As
I shared with one of my classes the other night, over my years in
academia, on a fairly regular basis, white students have said to me, "I
am afraid of black people," or even,"I don't like black people."
When
this happens, I usually start by gently but firmly reminding such
students that I am actually a black person, and that their comments offend me. I think that my familiarity with many of the cultural
touchstones that are parts of their lives causes them
to forget a little bit. Or rather, I'm not sure if they forget that I am
black, it's just that they think that I am a "safe" black person to whom to
say these things. Or
they think that as a professor, I must be there for them, a neutral,
unfeeling service provider whose job is to be stern, caring, instructive, sin-absolving, and healing all at once. Some people's idea of casting directions for my job call for a
combination of a butt-spanking black mammy, an avuncular, scholarly parish priest, and a disease-eating
magic Negro à la Michael Clarke Duncan in The Green Mile.
These
"I am afraid of black people" students are not wrong in some respects
about who I am to them. While I certainly do have feelings and am
subject to the hurts of racial insults like anyone else, to be
successful (aka to remain in and survive the job) in my line of work has often meant tempering those hurt feelings.
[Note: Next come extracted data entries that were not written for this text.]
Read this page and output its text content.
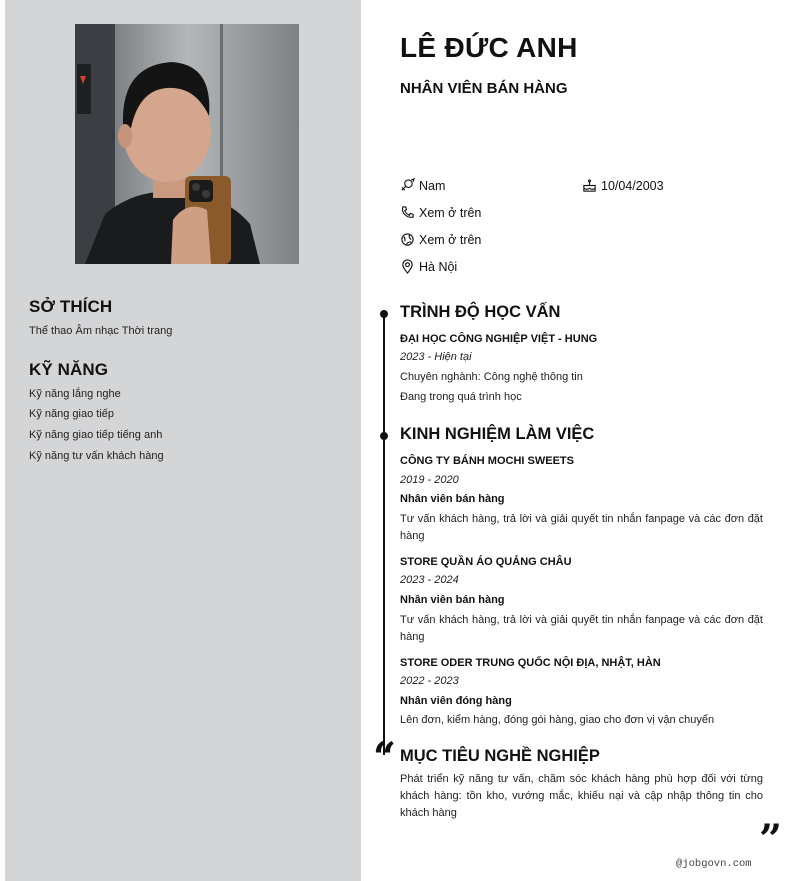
SỞ THÍCH
Thể thao Âm nhạc Thời trang
KỸ NĂNG
Kỹ năng lắng nghe
Kỹ năng giao tiếp
Kỹ năng giao tiếp tiếng anh
Kỹ năng tư vấn khách hàng
LÊ ĐỨC ANH
NHÂN VIÊN BÁN HÀNG
Nam	10/04/2003
Xem ở trên
Xem ở trên
Hà Nội
TRÌNH ĐỘ HỌC VẤN
ĐẠI HỌC CÔNG NGHIỆP VIỆT - HUNG
2023 - Hiện tại
Chuyên nghành: Công nghệ thông tin
Đang trong quá trình học
KINH NGHIỆM LÀM VIỆC
CÔNG TY BÁNH MOCHI SWEETS
2019 - 2020
Nhân viên bán hàng
Tư vấn khách hàng, trả lời và giải quyết tin nhắn fanpage và các đơn đặt hàng
STORE QUẦN ÁO QUẢNG CHÂU
2023 - 2024
Nhân viên bán hàng
Tư vấn khách hàng, trả lời và giải quyết tin nhắn fanpage và các đơn đặt hàng
STORE ODER TRUNG QUỐC NỘI ĐỊA, NHẬT, HÀN
2022 - 2023
Nhân viên đóng hàng
Lên đơn, kiểm hàng, đóng gói hàng, giao cho đơn vị vận chuyển
“ MỤC TIÊU NGHỀ NGHIỆP
Phát triển kỹ năng tư vấn, chăm sóc khách hàng phù hợp đối với từng khách hàng: tồn kho, vướng mắc, khiếu nại và cập nhập thông tin cho khách hàng
”
@jobgovn.com
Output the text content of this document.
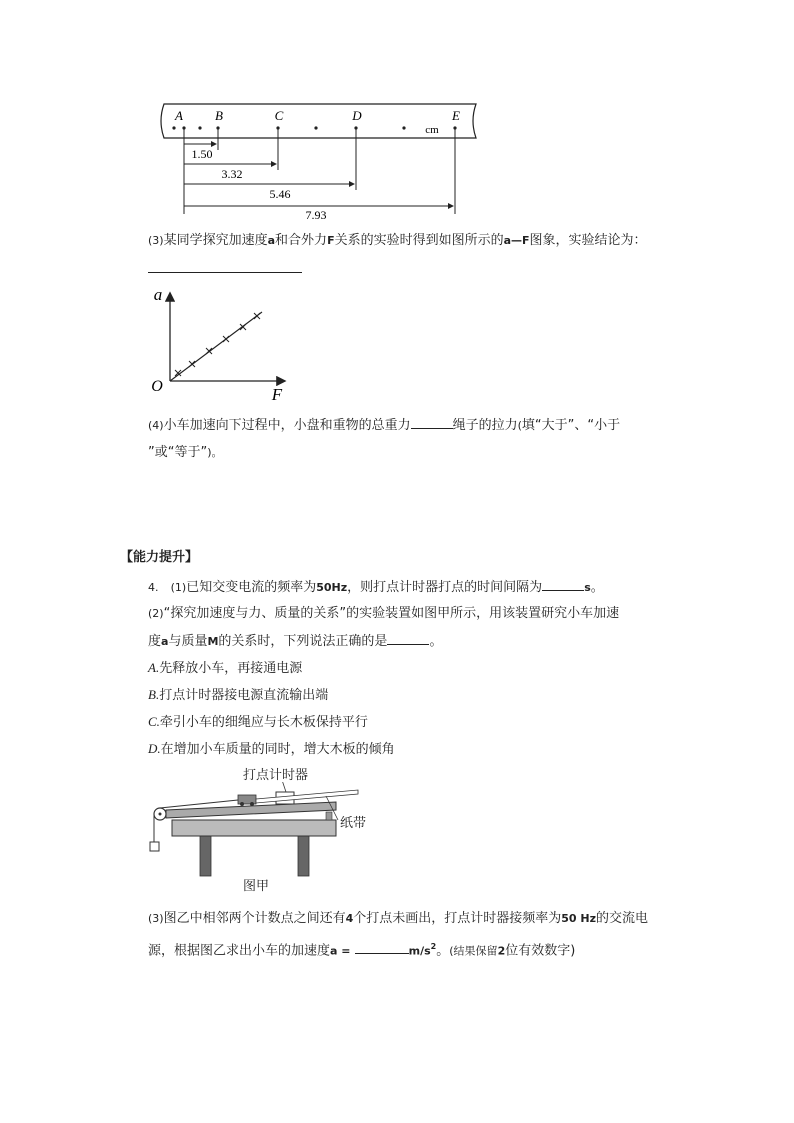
A B	C	D	E
cm
1.50
3.32
5.46
7.93
(3)某同学探究加速度a和合外力F关系的实验时得到如图所示的a—F图象，实验结论为：
a
F
O
(4)小车加速向下过程中，小盘和重物的总重力	绳子的拉力(填“大于”、“小于
”或“等于”)。
【能力提升】
4. (1)已知交变电流的频率为50Hz，则打点计时器打点的时间间隔为	s。
(2)“探究加速度与力、质量的关系”的实验装置如图甲所示，用该装置研究小车加速
度a与质量M的关系时，下列说法正确的是	。
A.先释放小车，再接通电源
B.打点计时器接电源直流输出端
C.牵引小车的细绳应与长木板保持平行
D.在增加小车质量的同时，增大木板的倾角
打点计时器
纸带
图甲
(3)图乙中相邻两个计数点之间还有4个打点未画出，打点计时器接频率为50 Hz的交流电
源，根据图乙求出小车的加速度a =	$m/s^2$。(结果保留2位有效数字)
Indeed, I frequently take on a "post-racial" pose with such students
just to draw out their anti-black feelings. It's not a trap. I do it
because I sincerely want to help.
While
I am neither therapist nor racial healer by any means, I think that the
world is improved if people confront what are often irrational
prejudices. If I don't know that students bear such feelings, I can't
begin to talk it through with them. I am actually encouraged that white
students even engage in these conversations with me. What I
find sad about such conversations is that I sometimes learn in the
course of them that I am one of the few (or only) black people with whom
they have ever had an ongoing relationship--academic, professional, social
or otherwise.
My
gender becomes a salient factor here because while some of these
students have known or interacted with black male athletes during high
school or college ("Yay, team!"), they have had almost no corresponding
need or desire to interact with black girls or women. It is this raced
and gendered interaction gap that causes situations like the recent
public verbal assaults on journalist April Ryan, Congresswoman Maxine Waters, and former national security adviser Susan Rice. The very public sallies against these women are no doubt politically inspired. But just as the personal is political, the personal and the political are at all times both raced and gendered. It is far easier to demonize or attack people who are like no one that you know, The hashtag #Blackwomenatwork is an important mechanism for focusing attention on the race-gender lacuna that often leaves black women in a space apart.